Home >> News >> 2010 >> May >> HOMES ARE SAVED - MP Frank Dobson and council leader Nash Ali celebrate after halting sale of Council homes to private buyers
HOMES ARE SAVED - MP Frank Dobson and council leader Nash Ali celebrate after halting sale of Council homes to private buyers
Published: 13 May, 2010
by RICHARD OSLEY
LABOUR councillors have halted the sale of council homes to private buyers at auction after winning the Town Hall elections on Thursday.
Less than a week after taking charge, the new leadership at Camden Council has scrapped the deeply divisive policy of raising money through the sales of houses and flats.
While Labour lost power nationally, it triumphed locally by returning both Camden MPs in Glenda Jackson and Frank Dobson and installing a majority team of 30 councillors on the council.
In its first meeting with Town Hall chief executive Moira Gibb this week, Labour immediately blocked the prospect of further auctions – a victory for tenants and trade union members who have campaigned for two years against the sell-offs.
The ban on sales will instantly interrupt a plan devised by the Lib Dem and Conservative coalition that has run Camden for the past four years to sell off 500 homes.
The policy was dogged by controversy as developers cashed in at a series of auctions by buying the homes – meant for the Camden’s homeless – for a relatively cheap price and then quickly “flipping” the properties, the process of selling them on for a speedy profit.
After being beaten at the polls, members of the coalition were told yesterday (Wednesday) that the policy was the “worst thing” they had done during their brief spell running Camden.
Labour leader Councillor Nash Ali said: “It is a complete halt – straight away. No more council homes will be sold off under Labour. We have spoken to Moira Gibb and that has been put into action.”
Housing was one of Labour’s weakest policies at the last round of borough-wide elections in 2006 and tenants appeared to withdraw their traditional support for the party as it crashed to its first defeat in Camden for more than three decades.
But the pledge to stop the sell-offs was a key plank of Labour’s local manifesto this time around and the swift action is designed to reassure voters who have swung back behind the party that they will make good on their promises.
Other policies in the manifesto include freezing chief officer pay at the Town Hall, restoring computer centres for people who can’t get online at home, and providing better funding for advice centres.
The action on council home sales, however, was the first target on the hit-list for the new Labour council. Mr Dobson, who increased his majority at the general election in Holborn and St Pancras, said: “What this means is that when council homes become vacant – people will actually be able to live in them. They won’t be sold off for somebody to make money on them.”
Labour members are bemused that their rivals repeatedly ignored loud protests about the sales. A New Journal survey last year found a host of tenants’ leaders incandescent about the fact council housing was being lost to the private market in the middle of Camden’s worst-ever shortage.
Mr Dobson said the Town Hall ignored promises of new investment from John Healey, the outgoing housing minister nationally.

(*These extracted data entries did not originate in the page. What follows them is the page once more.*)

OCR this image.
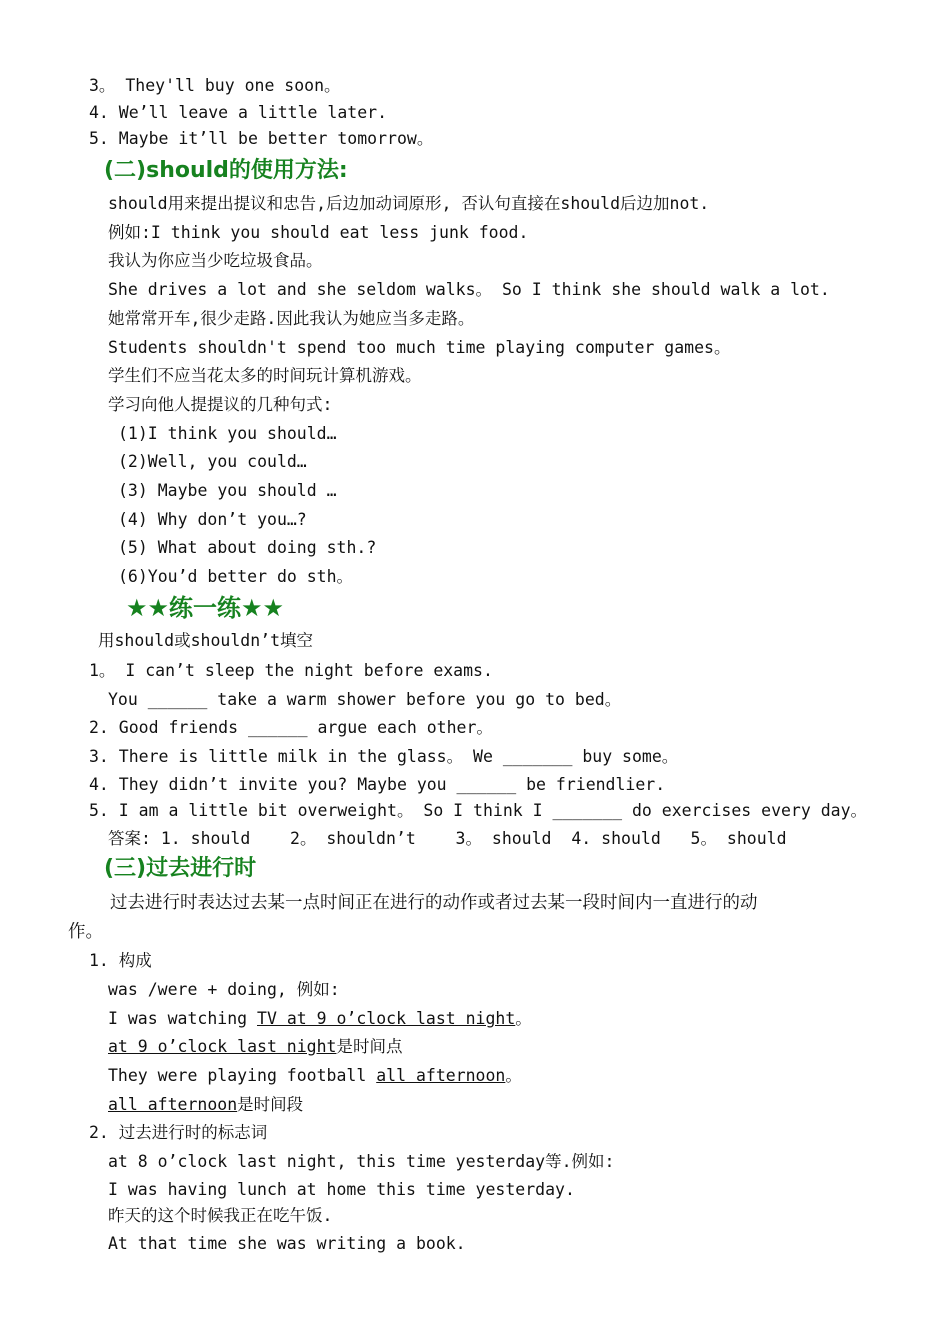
3。 They'll buy one soon。
4. We’ll leave a little later.
5. Maybe it’ll be better tomorrow。
(二)should的使用方法:
should用来提出提议和忠告,后边加动词原形, 否认句直接在should后边加not.
例如:I think you should eat less junk food.
我认为你应当少吃垃圾食品。
She drives a lot and she seldom walks。 So I think she should walk a lot.
她常常开车,很少走路.因此我认为她应当多走路。
Students shouldn't spend too much time playing computer games。
学生们不应当花太多的时间玩计算机游戏。
学习向他人提提议的几种句式:
(1)I think you should…
(2)Well, you could…
(3) Maybe you should …
(4) Why don’t you…?
(5) What about doing sth.?
(6)You’d better do sth。
★★练一练★★
用should或shouldn’t填空
1。 I can’t sleep the night before exams.
You ______ take a warm shower before you go to bed。
2. Good friends ______ argue each other。
3. There is little milk in the glass。 We _______ buy some。
4. They didn’t invite you? Maybe you ______ be friendlier.
5. I am a little bit overweight。 So I think I _______ do exercises every day。
答案: 1. should    2。 shouldn’t    3。 should  4. should   5。 should
(三)过去进行时
过去进行时表达过去某一点时间正在进行的动作或者过去某一段时间内一直进行的动
作。
1. 构成
was /were + doing, 例如:
I was watching TV at 9 o’clock last night。
at 9 o’clock last night是时间点
They were playing football all afternoon。
all afternoon是时间段
2. 过去进行时的标志词
at 8 o’clock last night, this time yesterday等.例如:
I was having lunch at home this time yesterday.
昨天的这个时候我正在吃午饭.
At that time she was writing a book.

He said: “What we need is money in council housing – and more homes being built. If this new Conservative and Lib Dem government stick to the new finance arrangements that John Healey announced, there will be money there. But it’s an if. Those two parties have contrasting policies on affordable housing.”
Mandy Berger, a Unison convenor in Camden, said: “The selling off of council homes was the worst thing the Lib Dems and Tories did. These were vital homes and I am absolutely delighted that the Labour Party has moved so quickly to stop this.”
She said that the union would be seeking meetings with the new Labour leadership within the coming days to discuss other issues including an ongoing row about the privatisation of the caretaker service on estates.
The coalition parties, which will now form separate opposition groups at the Town Hall, maintained they had to sell council homes in order to fund overdue repair work on estates.
Both argued they had been backed into a corner by a Labour government that refused to invest in council homes. Camden Council was singled out for a funding freeze five years ago after tenants rebelled against government policy of privatising estates.
The money raised by the sales helped kickstart a refurbishment project that has seen thousands of new kitchens and bathrooms installed.
Cllr Ali said: “What we are saying is that the work will go on, but we will be looking at the figures on how much is being spent on it. There is an indication that this shouldn’t cost as much as has been worked out before. We will be looking at where savings can be made.
“Also some tenants are happy with their homes and don’t even want this work. Where we need to, we will be looking at other areas for where we can provide the money.”
Lib Dem leader Keith Moffitt, who headed the council during the four years of the coalition, said: “It feels like we are now going to have go back to being a council with a begging bowl, asking the government for money.
“That has had no success in the past and in the current climate it is difficult to see the government suddenly providing millions and millions of pounds. Labour says there are other ways of providing the income, but we’d like to see where.”